Press X to summon NightyKnight9. Or maybe it was KnightyNight9. Or 99. Something like that.   

So I did. Within a minute, a gray, Havel-armored warrior appeared. He bowed. I bowed, too. And we set off toward my two murderers, past the platform and the stairs and the knights, who now seemed to trail feebly behind us. As I stepped through the cloudy gate, he followed.

ONCE MORE, WITH FEELING

We attacked the skinny one first. My fiery sword steadily chipped away at his life. NightyKnight9 slowly swung a massive axe, missing most of the time but causing devastating damage when he connected.
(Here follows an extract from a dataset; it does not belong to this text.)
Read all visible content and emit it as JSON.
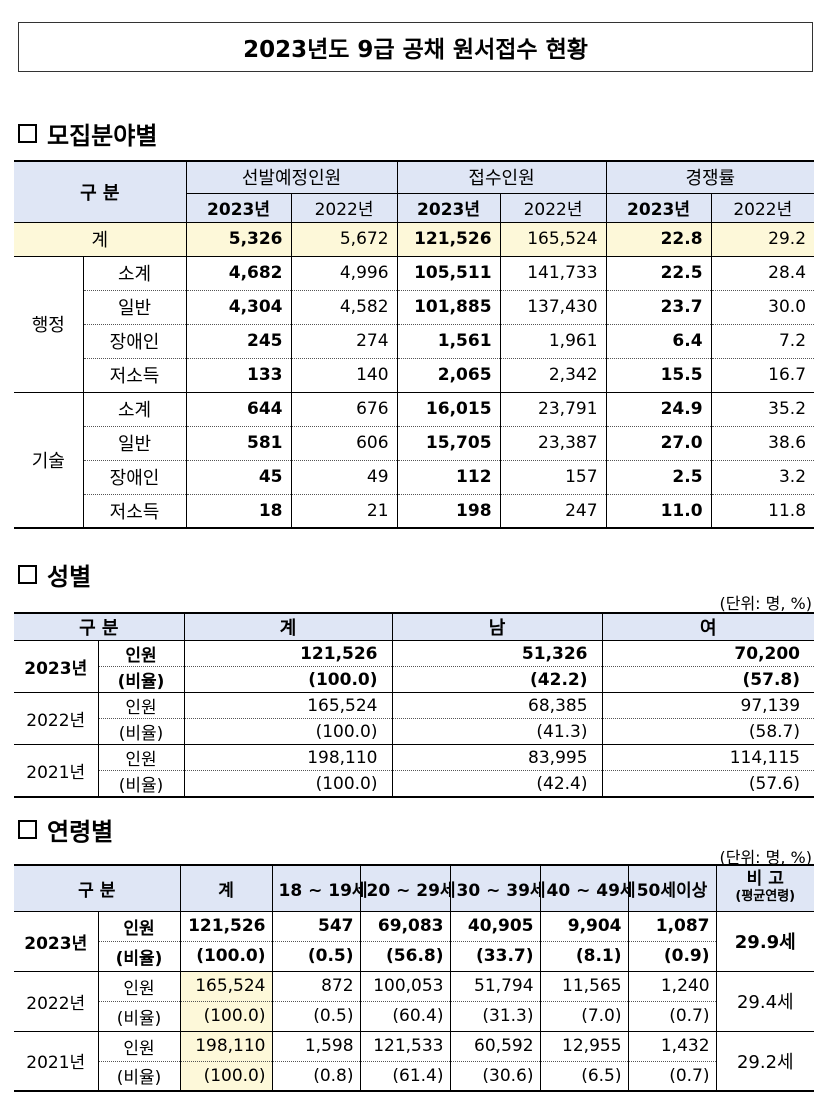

Our foe’s lighting spear pierced my comrade, and I attacked aggressively to draw him away from my… friend. Yes, friend was the appropriate word.

My blade cut deep. The enemy fell and disintegrated into a puff of white particles, leaving only a tiny ring.

The two of us turned to Buddah, who had just inherited his fallen partner’s lightning powers. He swung at us violently with an electrified mass of metal, vying for vengeance. He dashed and the hammer contacted NightyKnight9, chopping his wellness down to a mere sliver. A second inhumanly fast swing finished the job. My friend went limp and fell.

I had killed his friend, now he had killed mine.

The ensuing battle was numb. Cold. I wanted to say thank you. I wanted to tell NightyKnight9 how, even without being here to finish the job, he’d helped me retain enough spells and healing flasks to stand a solid chance against the other guy. I wanted to tell him how I’d died twenty times, and I wanted to ask him how many times he’d attempted this fight. I wanted to recount past battles and swap secrets. I needed to explain to this stranger how his presence compelled me to keep going.

Buddah fell. I should have been happy.